Viewed from space, the plague of roadworks that blooms on London streets as March 31 looms might look like an effect of nature, such as tulip fields or the arrival of the first spring swallows. In fact, the cause of this and other manifestations of end-of-year madness (frenzied sales activity, a boom in finance-department overtime) is the ritual known as the corporate budget.

The budget is so ingrained in business that even fresh-minted managers can hardly imagine life without it. For 99 per cent of companies the budget is the exoskeleton of management: a framework of planning and control in which an earnings commitment made by top management is cascaded down through the organisation in a pyramid of performance contracts with underlings, backed up with incentives and variance checks against the forecast.

The pervasiveness of budgeting is matched by the fear and loathing that surrounds it. Former GE chief executive Jack Welch said it was “the bane of corporate America. It never should have existed.” For a start, it is hugely costly. Budgeting consumes up to 30 per cent of management’s time. Even around the millennium, Ford reportedly calculated that the process cost it $1.2bn a year.

Worse, it is counter-productive. Born a century ago to guide nascent mass-manufacturing, the budget was seized on by the accountants who moved into top jobs in the 1960s as a means of managing companies “by the numbers”. But what made sense in a stable sellers’ market, when compliance with the schedule was paramount, has become a liability when the priority is creative response to rapid change (oil prices, negative interest rates, technology).

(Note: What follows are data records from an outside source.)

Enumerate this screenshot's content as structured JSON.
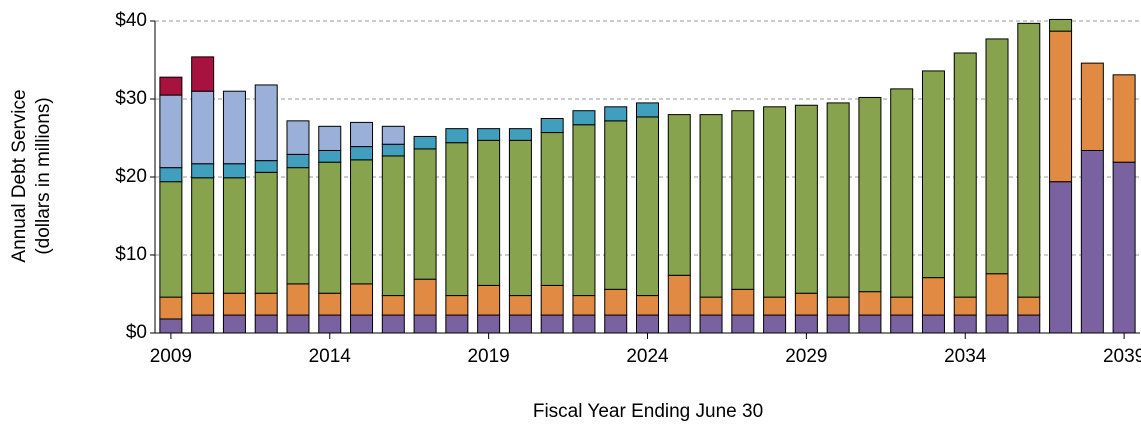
{
  "chart_data": {
    "type": "stacked_bar",
    "y_label": [
      "Annual Debt Service",
      "(dollars in millions)"
    ],
    "x_label": "Fiscal Year Ending June 30",
    "categories": [
      "2009",
      null,
      null,
      null,
      null,
      "2014",
      null,
      null,
      null,
      null,
      "2019",
      null,
      null,
      null,
      null,
      "2024",
      null,
      null,
      null,
      null,
      "2029",
      null,
      null,
      null,
      null,
      "2034",
      null,
      null,
      null,
      null,
      "2039"
    ],
    "ylim": [
      0,
      40
    ],
    "yticks": [
      {
        "value": 0,
        "label": "$0"
      },
      {
        "value": 10,
        "label": "$10"
      },
      {
        "value": 20,
        "label": "$20"
      },
      {
        "value": 30,
        "label": "$30"
      },
      {
        "value": 40,
        "label": "$40"
      }
    ],
    "grid": true,
    "series": [
      {
        "color": "#7a62a0",
        "values": [
          1.8,
          2.3,
          2.3,
          2.3,
          2.3,
          2.3,
          2.3,
          2.3,
          2.3,
          2.3,
          2.3,
          2.3,
          2.3,
          2.3,
          2.3,
          2.3,
          2.3,
          2.3,
          2.3,
          2.3,
          2.3,
          2.3,
          2.3,
          2.3,
          2.3,
          2.3,
          2.3,
          2.3,
          19.4,
          23.4,
          21.9
        ]
      },
      {
        "color": "#e08a44",
        "values": [
          2.8,
          2.8,
          2.8,
          2.8,
          4.0,
          2.8,
          4.0,
          2.5,
          4.6,
          2.5,
          3.8,
          2.5,
          3.8,
          2.5,
          3.3,
          2.5,
          5.1,
          2.3,
          3.3,
          2.3,
          2.8,
          2.3,
          3.0,
          2.3,
          4.8,
          2.3,
          5.3,
          2.3,
          19.3,
          11.2,
          11.2
        ]
      },
      {
        "color": "#87a34e",
        "values": [
          14.8,
          14.8,
          14.8,
          15.5,
          14.9,
          16.8,
          15.9,
          17.9,
          16.7,
          19.6,
          18.6,
          19.9,
          19.6,
          21.9,
          21.6,
          22.9,
          20.6,
          23.4,
          22.9,
          24.4,
          24.1,
          24.9,
          24.9,
          26.7,
          26.5,
          31.3,
          30.1,
          35.1,
          1.5,
          0,
          0
        ]
      },
      {
        "color": "#3f9fbd",
        "values": [
          1.8,
          1.8,
          1.8,
          1.5,
          1.7,
          1.5,
          1.7,
          1.5,
          1.6,
          1.8,
          1.5,
          1.5,
          1.8,
          1.8,
          1.8,
          1.8,
          0,
          0,
          0,
          0,
          0,
          0,
          0,
          0,
          0,
          0,
          0,
          0,
          0,
          0,
          0
        ]
      },
      {
        "color": "#9bb0d8",
        "values": [
          9.3,
          9.3,
          9.3,
          9.7,
          4.3,
          3.1,
          3.1,
          2.3,
          0,
          0,
          0,
          0,
          0,
          0,
          0,
          0,
          0,
          0,
          0,
          0,
          0,
          0,
          0,
          0,
          0,
          0,
          0,
          0,
          0,
          0,
          0
        ]
      },
      {
        "color": "#a8123e",
        "values": [
          2.3,
          4.4,
          0,
          0,
          0,
          0,
          0,
          0,
          0,
          0,
          0,
          0,
          0,
          0,
          0,
          0,
          0,
          0,
          0,
          0,
          0,
          0,
          0,
          0,
          0,
          0,
          0,
          0,
          0,
          0,
          0
        ]
      }
    ]
  }
}
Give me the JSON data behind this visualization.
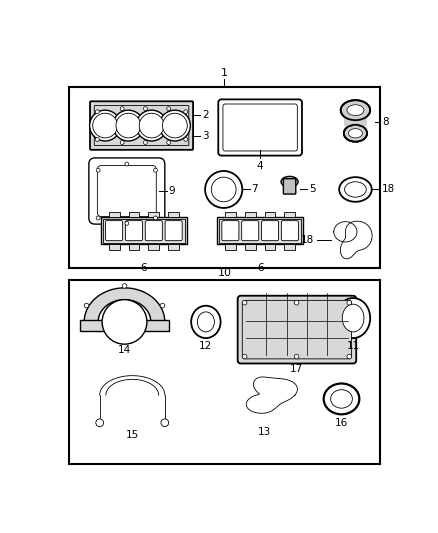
{
  "background_color": "#ffffff",
  "line_color": "#000000",
  "fig_width": 4.38,
  "fig_height": 5.33,
  "dpi": 100
}
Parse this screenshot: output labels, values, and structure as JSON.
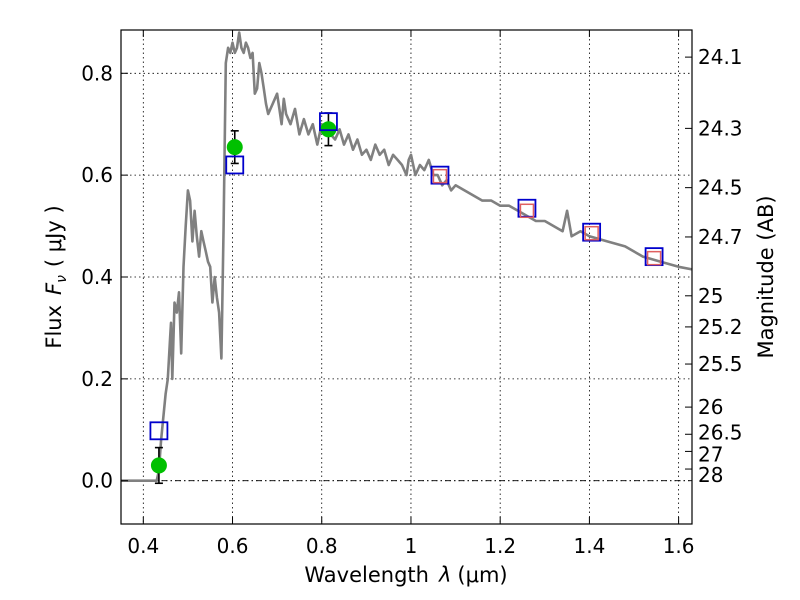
{
  "chart_data": {
    "type": "scatter",
    "xlabel_text": "Wavelength",
    "xlabel_unit": "(μm)",
    "ylabel_text": "Flux",
    "ylabel_unit": "( μJy )",
    "y2label": "Magnitude (AB)",
    "xlim": [
      0.35,
      1.63
    ],
    "ylim": [
      -0.085,
      0.885
    ],
    "x_ticks": [
      0.4,
      0.6,
      0.8,
      1.0,
      1.2,
      1.4,
      1.6
    ],
    "x_tick_labels": [
      "0.4",
      "0.6",
      "0.8",
      "1",
      "1.2",
      "1.4",
      "1.6"
    ],
    "y_ticks": [
      0.0,
      0.2,
      0.4,
      0.6,
      0.8
    ],
    "y_tick_labels": [
      "0.0",
      "0.2",
      "0.4",
      "0.6",
      "0.8"
    ],
    "mag_ticks": [
      "24.1",
      "24.3",
      "24.5",
      "24.7",
      "25",
      "25.2",
      "25.5",
      "26",
      "26.5",
      "27",
      "28"
    ],
    "grid": true,
    "zero_line": true,
    "series": [
      {
        "kind": "model-spectrum",
        "color": "#808080",
        "x": [
          0.35,
          0.43,
          0.435,
          0.44,
          0.45,
          0.455,
          0.46,
          0.462,
          0.465,
          0.47,
          0.475,
          0.48,
          0.485,
          0.49,
          0.495,
          0.5,
          0.505,
          0.51,
          0.515,
          0.52,
          0.525,
          0.53,
          0.535,
          0.54,
          0.545,
          0.55,
          0.555,
          0.56,
          0.565,
          0.57,
          0.575,
          0.58,
          0.585,
          0.59,
          0.595,
          0.6,
          0.605,
          0.61,
          0.615,
          0.62,
          0.625,
          0.63,
          0.635,
          0.64,
          0.645,
          0.65,
          0.655,
          0.66,
          0.665,
          0.67,
          0.675,
          0.68,
          0.69,
          0.7,
          0.705,
          0.71,
          0.715,
          0.72,
          0.73,
          0.74,
          0.75,
          0.76,
          0.77,
          0.78,
          0.79,
          0.8,
          0.81,
          0.82,
          0.83,
          0.84,
          0.85,
          0.86,
          0.87,
          0.88,
          0.89,
          0.9,
          0.91,
          0.92,
          0.93,
          0.94,
          0.95,
          0.96,
          0.97,
          0.98,
          0.99,
          0.995,
          1.0,
          1.01,
          1.02,
          1.03,
          1.04,
          1.05,
          1.06,
          1.07,
          1.08,
          1.09,
          1.1,
          1.12,
          1.14,
          1.16,
          1.18,
          1.2,
          1.22,
          1.24,
          1.26,
          1.28,
          1.3,
          1.32,
          1.34,
          1.35,
          1.36,
          1.38,
          1.4,
          1.44,
          1.48,
          1.52,
          1.56,
          1.6,
          1.63
        ],
        "y": [
          0.0,
          0.0,
          0.02,
          0.08,
          0.17,
          0.2,
          0.28,
          0.31,
          0.2,
          0.35,
          0.33,
          0.37,
          0.25,
          0.42,
          0.5,
          0.57,
          0.55,
          0.47,
          0.53,
          0.48,
          0.44,
          0.49,
          0.47,
          0.45,
          0.43,
          0.42,
          0.35,
          0.4,
          0.36,
          0.33,
          0.24,
          0.5,
          0.82,
          0.85,
          0.84,
          0.86,
          0.84,
          0.85,
          0.88,
          0.85,
          0.84,
          0.86,
          0.85,
          0.83,
          0.84,
          0.76,
          0.77,
          0.82,
          0.8,
          0.77,
          0.74,
          0.72,
          0.74,
          0.76,
          0.73,
          0.7,
          0.75,
          0.72,
          0.7,
          0.73,
          0.68,
          0.71,
          0.68,
          0.7,
          0.66,
          0.7,
          0.69,
          0.68,
          0.67,
          0.69,
          0.66,
          0.68,
          0.65,
          0.67,
          0.64,
          0.65,
          0.63,
          0.66,
          0.64,
          0.65,
          0.62,
          0.64,
          0.63,
          0.62,
          0.6,
          0.63,
          0.64,
          0.6,
          0.62,
          0.61,
          0.63,
          0.6,
          0.6,
          0.58,
          0.59,
          0.57,
          0.58,
          0.57,
          0.56,
          0.55,
          0.55,
          0.54,
          0.54,
          0.53,
          0.52,
          0.51,
          0.51,
          0.5,
          0.49,
          0.53,
          0.48,
          0.49,
          0.48,
          0.47,
          0.46,
          0.44,
          0.43,
          0.42,
          0.415
        ]
      },
      {
        "kind": "observed-flux",
        "color": "#00c000",
        "x": [
          0.435,
          0.605,
          0.815
        ],
        "y": [
          0.03,
          0.655,
          0.69
        ],
        "yerr": [
          0.035,
          0.032,
          0.032
        ]
      },
      {
        "kind": "model-photometry-blue-square",
        "color": "#0000cc",
        "x": [
          0.435,
          0.605,
          0.815,
          1.065,
          1.26,
          1.405,
          1.545
        ],
        "y": [
          0.098,
          0.62,
          0.705,
          0.6,
          0.535,
          0.488,
          0.44
        ]
      },
      {
        "kind": "model-photometry-red-square",
        "color": "#e06060",
        "x": [
          1.065,
          1.26,
          1.405,
          1.545
        ],
        "y": [
          0.598,
          0.53,
          0.486,
          0.437
        ]
      }
    ]
  }
}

The budget is an instrument of central planning and control that would not have looked out of place in Soviet Russia. A fixed contract in a volatile world, it hinders swift reaction and rewards caution over innovation. Since it works as a ratchet based on the previous year (hence the March mantra “use it or lose it”), it effectively sets a floor on cost and a ceiling on improvement, there being no incentive to beat it.

As Welch complained, conventional budgeting is an exercise in corporate gaming “because everyone is negotiating for the lowest [target]”, while pressure to “hit the budget numbers” means that no trick is off limits. Quality guru W. Edwards Deming’s observation that “people with targets and jobs dependent upon meeting them will probably meet the targets — even if they have to destroy the enterprise to do it”, was corroborated by events at Enron and WorldCom and the 2008 financial crisis.

Illustration by Andrew Baker
© Andrew Baker

Gary Hamel and Michele Zanini, of the Management Innovation Exchange project, say cutting bureaucracy could add $3tn to US annual GDP. Among their solutions are “radically simplified planning and budgeting processes”.

Budgeting, a major generator of red tape, also ties it all together. So in freeing themselves from the straitjacket, “positive deviant” companies such as WL Gore, the maker of high-tech fabrics, and Svenska Handelsbanken, the Swedish bank, not only shrug off bureaucratic overheads, they also allow leaner, more flexible management models to be born.

If you do not budget, what do you do instead? Very little — but everything else changes, including remuneration and the locus of management control, says Anders Olesen, director of the Beyond Budgeting Institute, which campaigns on the issue.

Take Handelsbanken, which has opened the equivalent of more than one new UK branch a month in the past 10 years. Its philosophy is simple: it aims to be more profitable than its peers through customer satisfaction and lower costs, which is what its decentralised, self-managing branches are measured on. The bank has met its goal since 1972, from which year it has been budgetless and largely forecastless too.

Just as management and red tape feed on each other, the reverse is also true. In just 10 years, Buurtzorg, which began as a Dutch team of four nurses, has turned itself into a multiple winner of national employer of the year awards, supplying high-quality care to half the country’s homecare patients at lower costs than rivals. Buurtzorg does not do budget nor HR, and not much central management either. According to Jos de Blok, its founder, with teams being self-managing, including financially, there is not much management to do.

For some businesses, such as agriculture, an annual cycle makes natural sense. For the rest, it turns management into an endless and unwinnable battle to make reality fit the numbers. The more natural way is to run an organisation around its needs as a business rather than the accounting cycle. A liberation that would likely please London’s road users, too.